The Colombian daily El Tiempo reports that the Order of the Hospital of St. John hopes to publish the memoirs of Brother Marcos Vergara, a Colombian religious who escaped death during the Spanish Civil War.
 
According to El Tiempo, the order sent eight Colombian religious “to continue their religious formation and help the sick” in Spain.  “In 1936 anti-Catholic militias of the Spanish Civil War, during the government of Manuel Azana, trapped Brother Marcos Vergara.

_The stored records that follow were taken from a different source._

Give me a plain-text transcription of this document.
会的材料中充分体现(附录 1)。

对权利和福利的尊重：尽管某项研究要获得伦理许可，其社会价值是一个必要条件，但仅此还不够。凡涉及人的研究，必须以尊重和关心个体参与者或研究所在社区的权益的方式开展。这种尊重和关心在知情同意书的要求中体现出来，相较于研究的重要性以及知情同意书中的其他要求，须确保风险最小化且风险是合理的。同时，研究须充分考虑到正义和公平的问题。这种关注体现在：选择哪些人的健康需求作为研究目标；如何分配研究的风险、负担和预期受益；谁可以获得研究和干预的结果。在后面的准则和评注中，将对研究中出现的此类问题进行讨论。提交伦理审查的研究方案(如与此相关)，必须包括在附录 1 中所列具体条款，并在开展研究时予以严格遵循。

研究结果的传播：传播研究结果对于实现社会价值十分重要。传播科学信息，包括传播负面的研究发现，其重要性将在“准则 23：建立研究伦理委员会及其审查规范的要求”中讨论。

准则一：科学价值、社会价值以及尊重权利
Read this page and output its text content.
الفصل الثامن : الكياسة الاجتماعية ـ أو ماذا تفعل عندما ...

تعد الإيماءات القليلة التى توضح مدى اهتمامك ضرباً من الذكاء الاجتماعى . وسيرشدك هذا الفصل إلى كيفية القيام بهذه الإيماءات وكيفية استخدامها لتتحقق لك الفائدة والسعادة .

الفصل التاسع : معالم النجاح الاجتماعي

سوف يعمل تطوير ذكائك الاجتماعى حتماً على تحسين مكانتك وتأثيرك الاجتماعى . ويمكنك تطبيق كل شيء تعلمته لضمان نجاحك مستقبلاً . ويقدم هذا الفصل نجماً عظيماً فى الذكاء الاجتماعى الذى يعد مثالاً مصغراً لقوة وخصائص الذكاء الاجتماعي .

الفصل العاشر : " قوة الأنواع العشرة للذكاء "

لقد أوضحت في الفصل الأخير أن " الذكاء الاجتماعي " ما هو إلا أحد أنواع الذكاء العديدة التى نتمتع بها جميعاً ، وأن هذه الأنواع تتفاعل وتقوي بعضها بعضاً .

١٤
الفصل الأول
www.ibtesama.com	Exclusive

Knowing that they were going to kill him, he came up with an idea and gave a pen he had in his shirt to his captor,” the newspaper recounted. “Moved by the gesture, the soldier let him escape and kept the fancy pen for himself.”
 
Brother Vergara “began to flee and upon returning to Colombia, he learned that his seven companions, who were between the ages of 23 and 29, had been massacred in the name of Christ.”
 
“He did not fall with them because he was in another city, in Malaga, working with victims of the Christian persecution.  The others were carrying out their labors in the Ciempozuelos Mental Hospital, near Madrid, where they were finally surrounded,” the newspaper reported.
 
“As a survivor of a war that left more than 7,000 bishops, priests and religious dead, years later he became the head of his community and the director of the San Rafael Clinic.  He died 19 years ago and his testimony—until now unknown—has reappeared in a book that Brother Clemente Lopez of the same order is seeking to publish,” the story notes.
 
The other seven brothers, in addition to dozens of sisters from the same order, were beatified by Pope John Paul II in October of 1992.